Thank you for your detailed reply. The "tool from hell" is SwissRisk's X-Gen, a transformation tool being used at some banks. One might think that it's highly specialised on orders and trades, but it's rather generic and can handle any data as long as you're using XML. But here's the point: the design philosophy of the IDE seems to be based on the assumption, that typing (like on a keyboard) is bad. Unfortunately that's the only "innovative" idea, thus the graphical building blocks that you can drag'n'drop in the IDE are in fact just representations of elements of structured programming. What does that mean? Well in order to program something like this...

if (input.trade[0].type == "foo") { output.info = "hello world"; }

...which you can type in a matter of seconds, you will have to complete the following steps in X-Gen:

  1. create a new transformation.
  2. select the size of your workspace for the transformation. your options are "DIN A3" and "DIN A4". (yep, that's true.)
  3. drag'n'drop the [IF] square on the sheet
  4. open details of the [IF] square and enter 'input.trade[0].type == "foo"' (yes, here you're allowed to type something)
  5. drag'n'drop the [THEN] square onto the [IF] square
  6. open details of the [THEN] square and enter 'output.info = "hello world"'
  7. I also think that one needs to draw some arrows between the squares so that X-Gen knows the order of your squares (i.e. control flow) - well, we only have one square in this example that needs arrows, so 2 arrows are enough: start -> [IF[THEN]] -> end.

You see, this tool really represents text as graphics. It does not even try to step up onto the next abstraction layer, it just makes it really hard to write code by disabling typing for all the keywords.

Why did I write "code is text in your thoughts"? After a long day of coding it happens that I dream of code and then I really see text. Syntax highlighted code. But that's probably just because I stared on it for countless hours. It's not what I think when I am working on code. So yes, I was wrong. Developers think in abstractions, I totally agree with you on that.

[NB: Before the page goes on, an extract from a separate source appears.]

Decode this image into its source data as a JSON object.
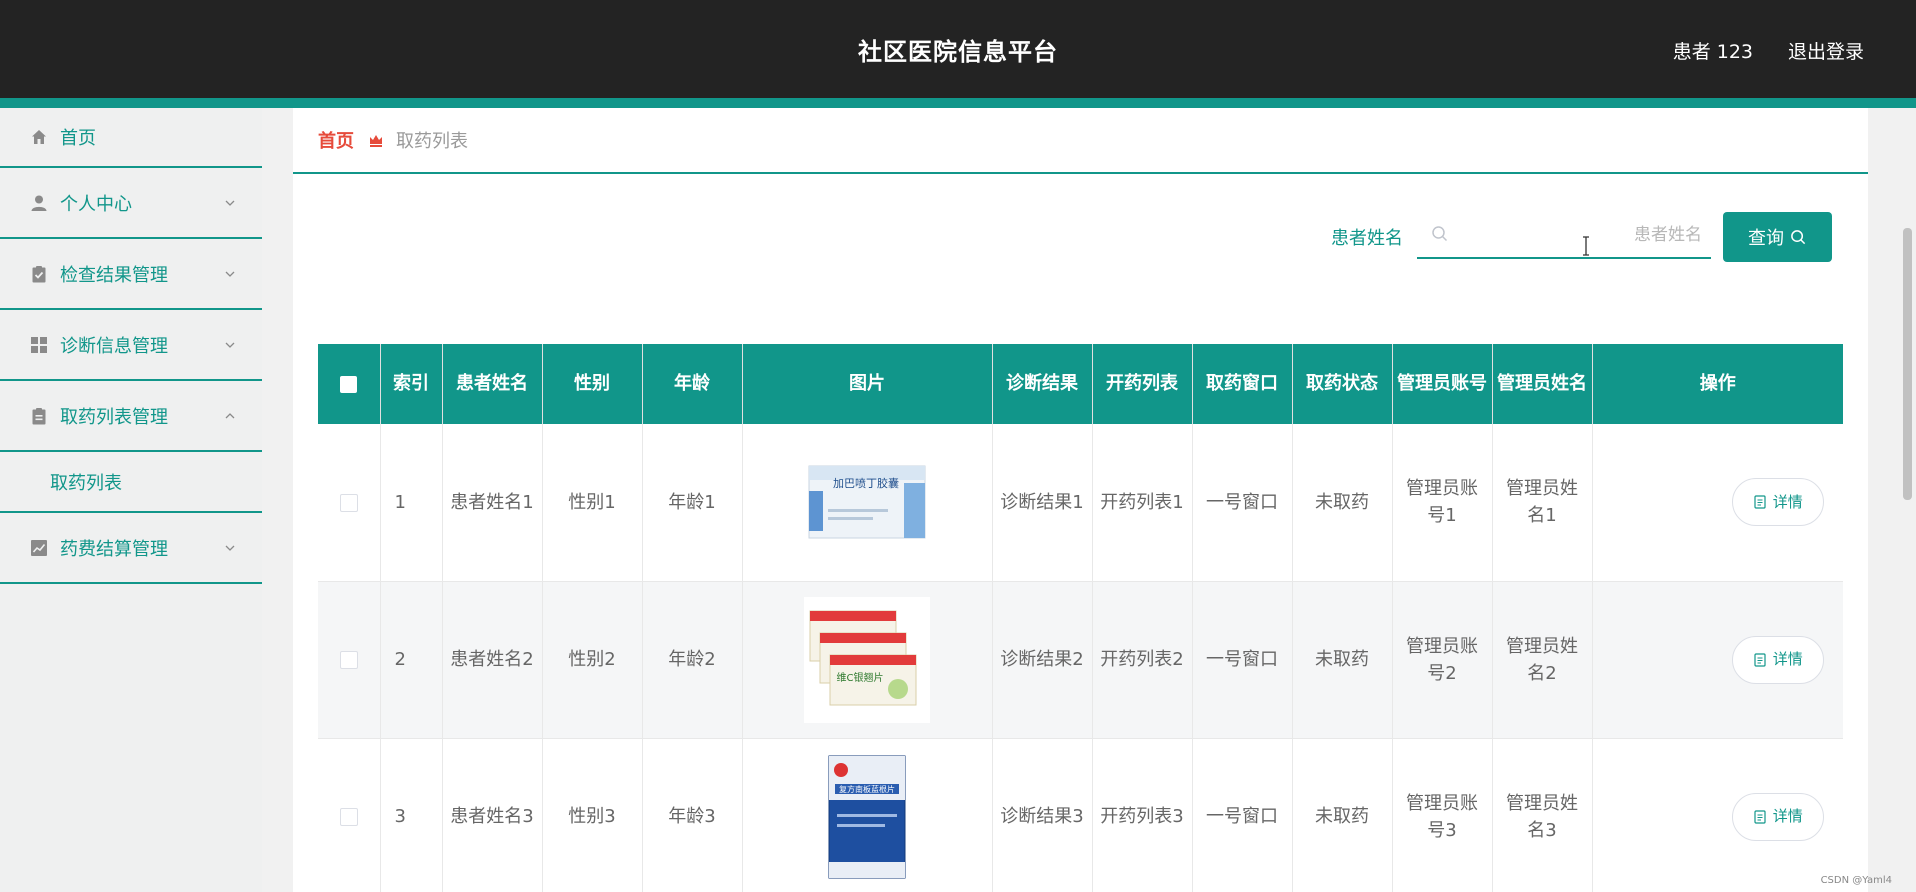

I guess this all leads to the question: What's a good abstraction layer for graphical representation? I'm pretty sure the answer is "it depends". When documenting/presenting I like to use Visio diagrams (and ASCII diagrams) for giving an overview of the system, I'm working on. However these diagrams have very different grades of detail, depending on the importance of the components for the audience. So a shape can represent a bunch of hosts (not important) as well as a single function or REST call (important). An IDE on the other side should present a consistent level of abstractions with similar grade of detail for all (technically) equivalent components.